Marginal-Zone B-Cells Are Main Producers of IgM in Humans, and Are Reduced in Patients With Autoimmune Vasculitis

Abstract

In mice, B1 and marginal zone (MZ) B-cells play an important role in prevention of autoimmunity through production of regulatory cytokines and natural antibodies. There is limited knowledge about the human counterparts of these cells. We therefore investigated functions of MZ-like B-cells and the frequency of circulating MZ-like and B1-like B-cells in healthy controls (HC), as well as in patients with autoimmune vasculitis to learn more about the role of these cells in autoimmune disease. After stimulation with CpG oligodeoxynucleotides (ODN) of class B in vitro, MZ-like B-cells were the main producers of IgM whereas switched memory B-cells primarily produced IgG and IgA. TNF and IL-10 were produced by both MZ-like and switched memory B-cells. Neither antibody nor TNF/IL-10 production by the B-cell subsets differed between patients and HC. Patients with autoimmune vasculitis, irrespective of disease activity, had lower percentage and absolute numbers of circulating MZ-like B-cells, and lower absolute numbers of B1-like B-cells. The percentage of B1-like B-cells was reduced during active disease. These findings remained significant when the analysis was confined to active treatment-naïve patients (disease onset).Our results suggest that human innate-like B-cells might have a physiological role in prevention of autoimmunity.
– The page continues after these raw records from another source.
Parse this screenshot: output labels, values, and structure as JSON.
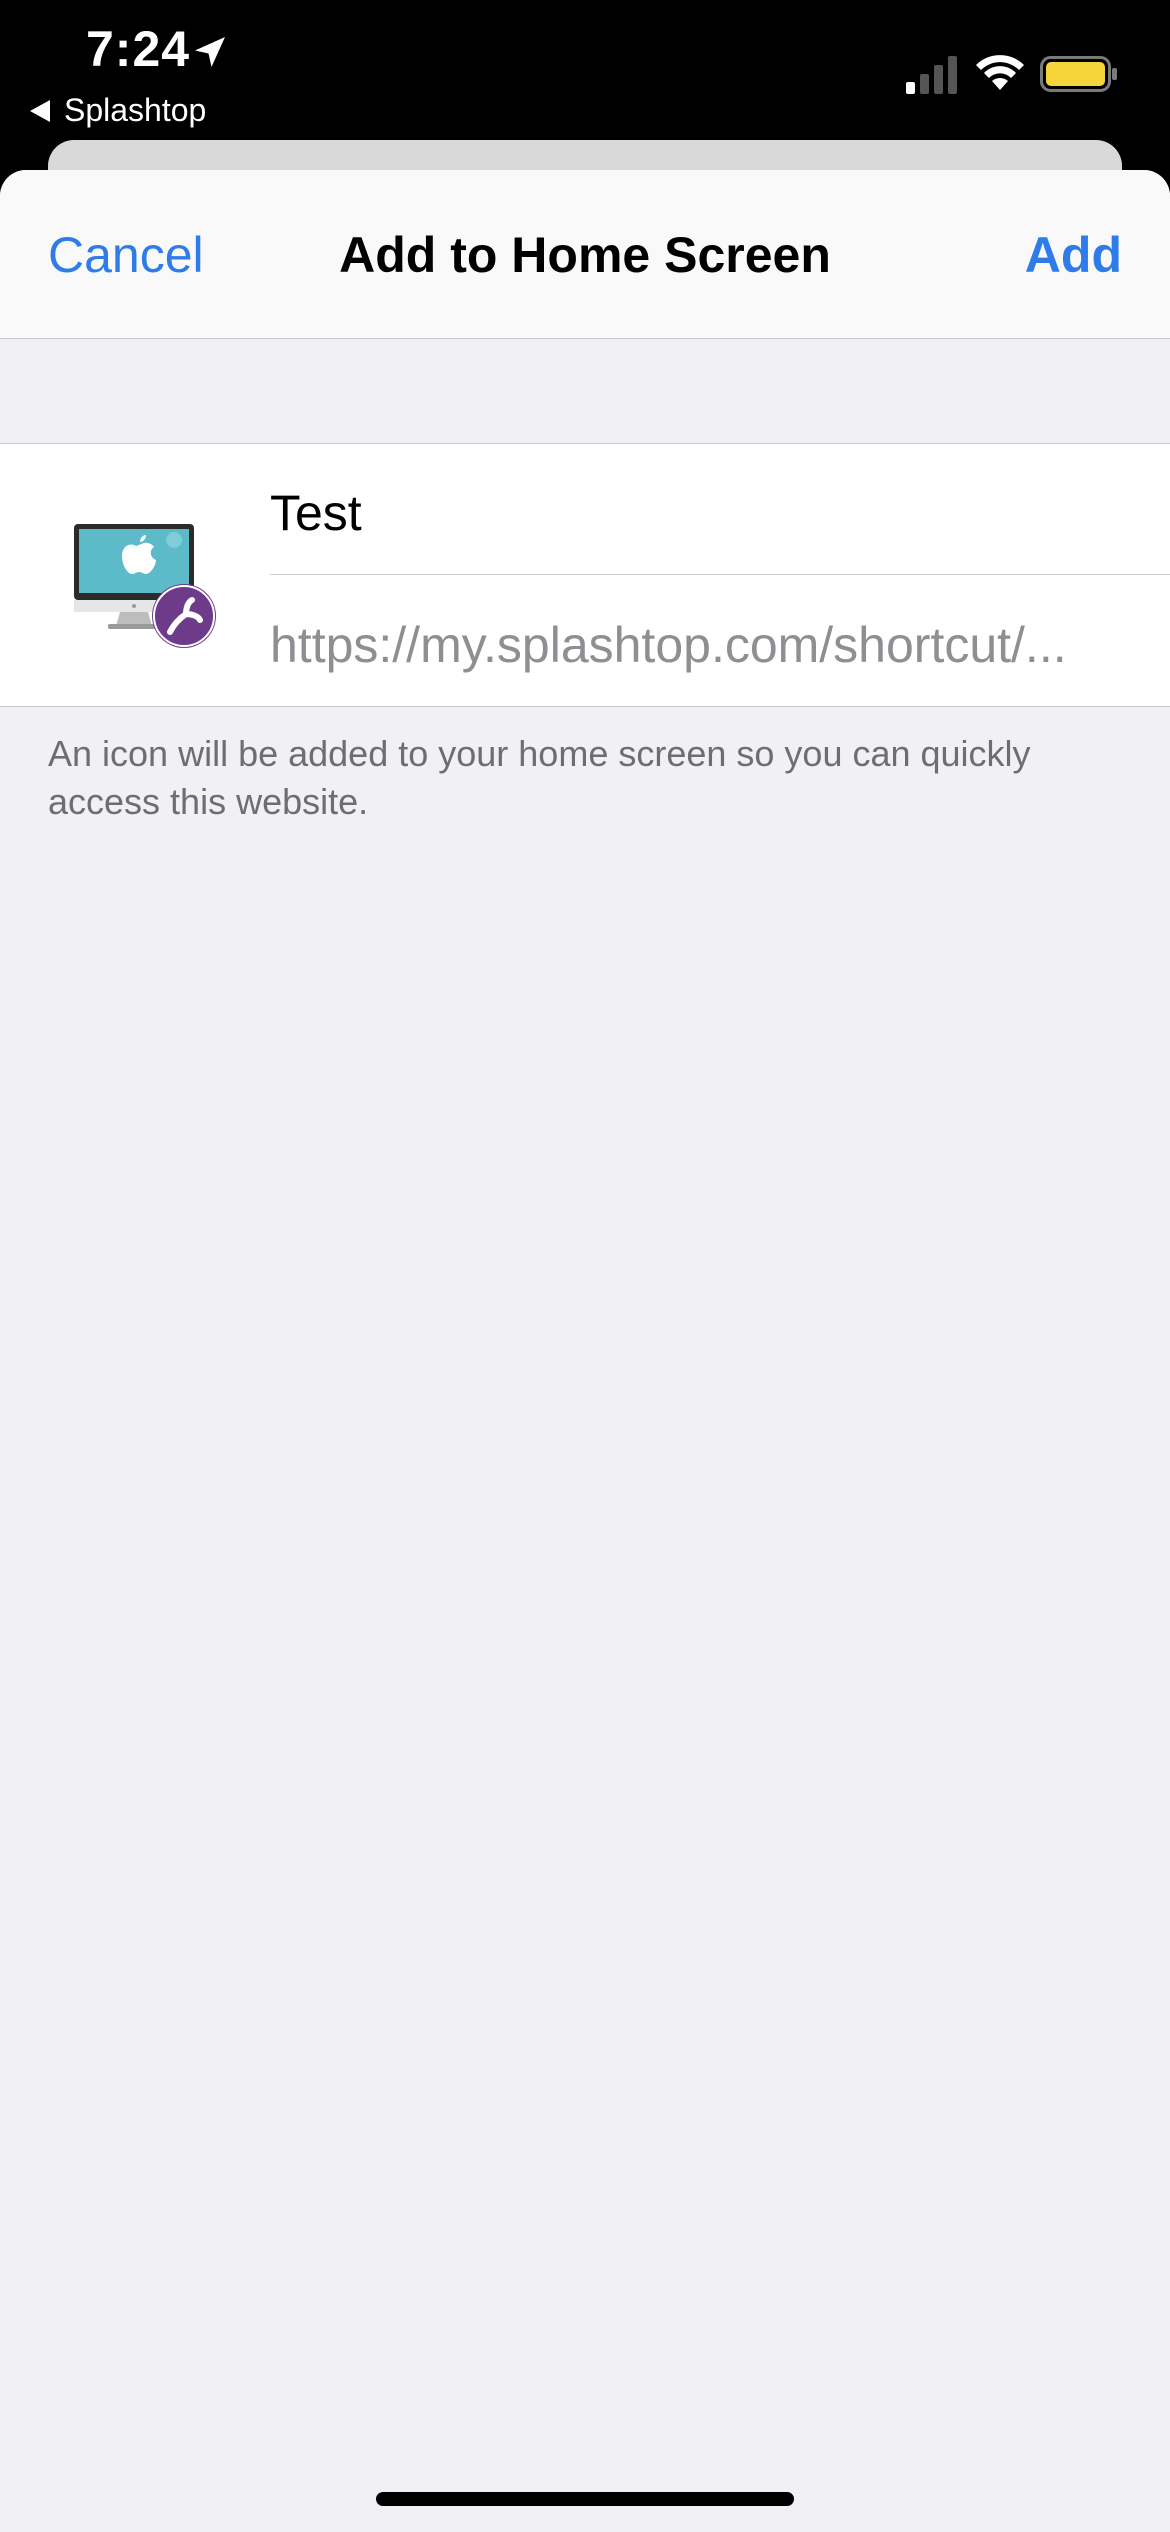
{
  "status_bar": {
    "time": "7:24",
    "back_app_label": "Splashtop"
  },
  "nav": {
    "cancel_label": "Cancel",
    "title": "Add to Home Screen",
    "add_label": "Add"
  },
  "bookmark": {
    "name": "Test",
    "url": "https://my.splashtop.com/shortcut/..."
  },
  "footnote": "An icon will be added to your home screen so you can quickly access this website.",
  "colors": {
    "accent": "#2f7ce9",
    "badge": "#6e3b8a",
    "battery": "#f5d43a"
  }
}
Keywords: B1 B-cells; IgM; T-cell-independent antibodies; anti-neutrophil cytoplasmic autantibody (ANCA) associated vasculitis; autoimmunity; innate-like B-cells; marginal-zone (MZ) B-cells; natural antibodies.

Figure 1

Antibody and cytokine production in vitro by various B-cell subsets. (A) Stimulation of B-cells from healthy controls (HC) with CpG-B oligodeoxynucleotides (ODN) showed that marginal zone (MZ)-like B-cells are the main producers of IgM, whereas switched memory (SwMe) B-cells primarily produces IgG and IgA. (B) Spontaneous Ig production was generally scarce among the different B-cell subsets, but MZ-like B-cells produced IgM spontaneously. (C) B-cells from patients in remission behaved very similar to those from HC concerning antibody production after CpG-B ODN stimulation, with no significant differences between the groups. (D) MZ-like and SwMe B-cells produced most TNF and IL-10 after CpG-B ODN stimulation, but SwMe B-cells from patients produced TNF to a lower extent than SwMe B-cells from HC. There were, however, no differences in the TNF/IL-10 ratio among the various B-cell subsets in patients and HC. Kruskal-Wallis test followed by Dunn's multiple comparison test was used to compare more than two groups with independent observations (A,B), and Mann-Whitney U test was applied in comparisons between two groups with independent observations (C,D). Bars indicate median and inter-quartile range. *p < 0.05, **p < 0.01, ***p < 0.001, ****p < 0.0001.

Figure 2

Levels of marginal zone (MZ)-like and B1-like B-cells in the blood circulation. (A) Patients with active disease and patients in remission exhibited a reduced percentage of MZ-like B-cells within the B-cell population, (B) as well as lower absolute numbers of these cells in the circulation compared with healthy controls. (C,D) Percentage of B1-like B-cells was only reduced during active disease, whereas absolute numbers were lower in both patient groups. Gray triangles represent 14 treatment-naïve patients with active disease. Kruskal-Wallis test followed by Dunn's multiple comparison test was used to compare more than two groups with independent observations (A–D). Bars indicate median and inter-quartile range. *p < 0.05, **p < 0.01, ***p < 0.001, ****p < 0.001.

Figure 3

Innate-like B-cells and ANCA levels in active treatment-naïve patients. (A,B) Proportions of marginal-zone (MZ)-like B-cells, (C,D) but not B1-like B-cells, correlated negatively with PR3-ANCA and MPO-ANCA levels in active treatment-naïve patients. Spearman's rank correlation coefficient (r_s) was calculated. P < 0.05 is statistically significant.